Des études le montrent : les Français, tout comme les habitants de la plupart des pays européens reconfinés, respectent de moins en moins les injonctions qui leur sont faites par les autorités.

Un sondage a ainsi montré que 60 % des Français reconnaissaient avoir enfreint au moins une des règles de confinement, alors qu’au printemps, une étude similaire n’aboutissait qu’à 33 % d’infractions reconnues.

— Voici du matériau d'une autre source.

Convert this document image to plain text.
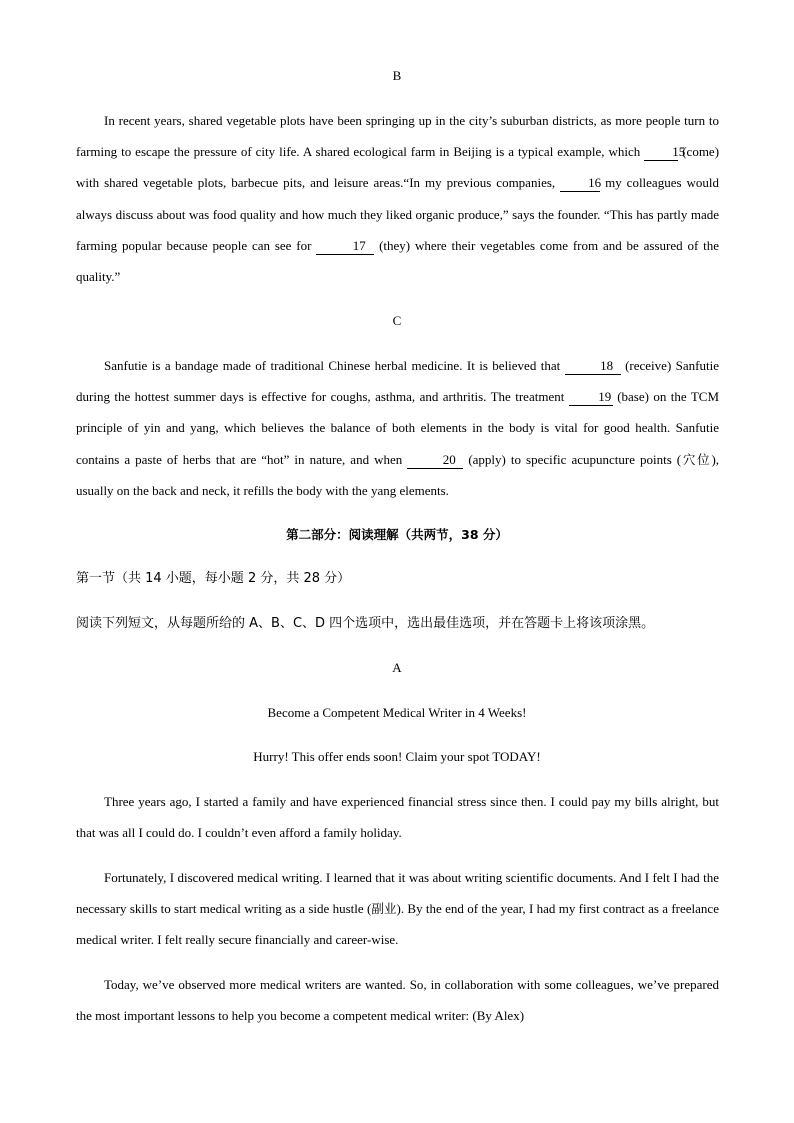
B
In recent years, shared vegetable plots have been springing up in the city’s suburban districts, as more people turn to farming to escape the pressure of city life. A shared ecological farm in Beijing is a typical example, which 15 (come) with shared vegetable plots, barbecue pits, and leisure areas.“In my previous companies,	16 my colleagues would always discuss about was food quality and how much they liked organic produce,” says the founder. “This has partly made farming popular because people can see for	17 (they) where their vegetables come from and be assured of the quality.”
C
Sanfutie is a bandage made of traditional Chinese herbal medicine. It is believed that	18 (receive) Sanfutie during the hottest summer days is effective for coughs, asthma, and arthritis. The treatment	19 (base) on the TCM principle of yin and yang, which believes the balance of both elements in the body is vital for good health. Sanfutie contains a paste of herbs that are “hot” in nature, and when	20 (apply) to specific acupuncture points (穴位), usually on the back and neck, it refills the body with the yang elements.
第二部分：阅读理解（共两节，38 分）
第一节（共 14 小题，每小题 2 分，共 28 分）
阅读下列短文，从每题所给的 A、B、C、D 四个选项中，选出最佳选项，并在答题卡上将该项涂黑。
A
Become a Competent Medical Writer in 4 Weeks!
Hurry! This offer ends soon! Claim your spot TODAY!
Three years ago, I started a family and have experienced financial stress since then. I could pay my bills alright, but that was all I could do. I couldn’t even afford a family holiday.
Fortunately, I discovered medical writing. I learned that it was about writing scientific documents. And I felt I had the necessary skills to start medical writing as a side hustle (副业). By the end of the year, I had my first contract as a freelance medical writer. I felt really secure financially and career-wise.
Today, we’ve observed more medical writers are wanted. So, in collaboration with some colleagues, we’ve prepared the most important lessons to help you become a competent medical writer: (By Alex)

Cela correspond à l’impression qu’on en retire, un peu partout en Europe, en remarquant qu’il y a vraiment beaucoup plus de mouvements dans les rues, sur les routes, et que le télétravail, théoriquement obligatoire lorsqu’il est possible, est loin d’être la norme.

Le choix d’un reconfinement strict

Des experts et des journalistes ont avancé un certain nombre d’explications pouvant éclairer une partie du phénomène. On dit ainsi que tout en étant l’un des plus sévères d’Europe, le confinement français l’est quand même un peu moins qu’au printemps, notamment parce que les écoles demeurent ouvertes.

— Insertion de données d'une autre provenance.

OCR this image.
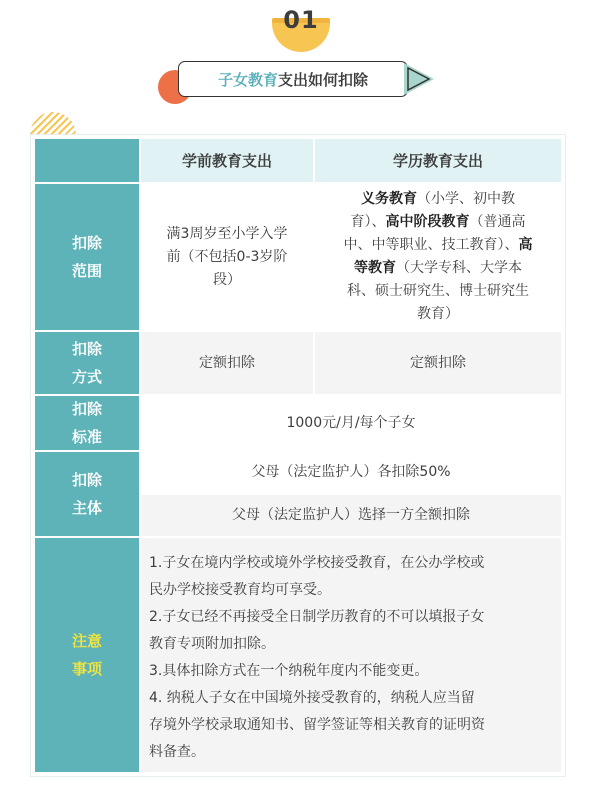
01
子女教育 支出如何扣除
学前教育支出	学历教育支出
扣除
范围
满3周岁至小学入学
前（不包括0-3岁阶
段）
义务教育（小学、初中教
育）、高中阶段教育（普通高
中、中等职业、技工教育）、高
等教育（大学专科、大学本
科、硕士研究生、博士研究生
教育）
扣除
方式
定额扣除	定额扣除
扣除
标准
1000元/月/每个子女
扣除
主体
父母（法定监护人）各扣除50%
父母（法定监护人）选择一方全额扣除
注意
事项

1.子女在境内学校或境外学校接受教育，在公办学校或

民办学校接受教育均可享受。

2.子女已经不再接受全日制学历教育的不可以填报子女

教育专项附加扣除。

3.具体扣除方式在一个纳税年度内不能变更。

4. 纳税人子女在中国境外接受教育的，纳税人应当留

存境外学校录取通知书、留学签证等相关教育的证明资

料备查。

C’est le choix d’ailleurs, de plusieurs autres États européens, et la plupart ont opté pour des règles moins contraignantes, aboutissant à un semi-confinement (Belgique), à un « semi-confinement régional » (Espagne, Suisse), à des fermetures limitées à certaines activités (Allemagne), ou variables selon les activités et les régions (Italie).

La France et la Grande-Bretagne semblent être les seules à avoir choisi des normes dures, restreignant même les déplacements des particuliers. Et pendant ce temps, la Suède ne confine toujours personne…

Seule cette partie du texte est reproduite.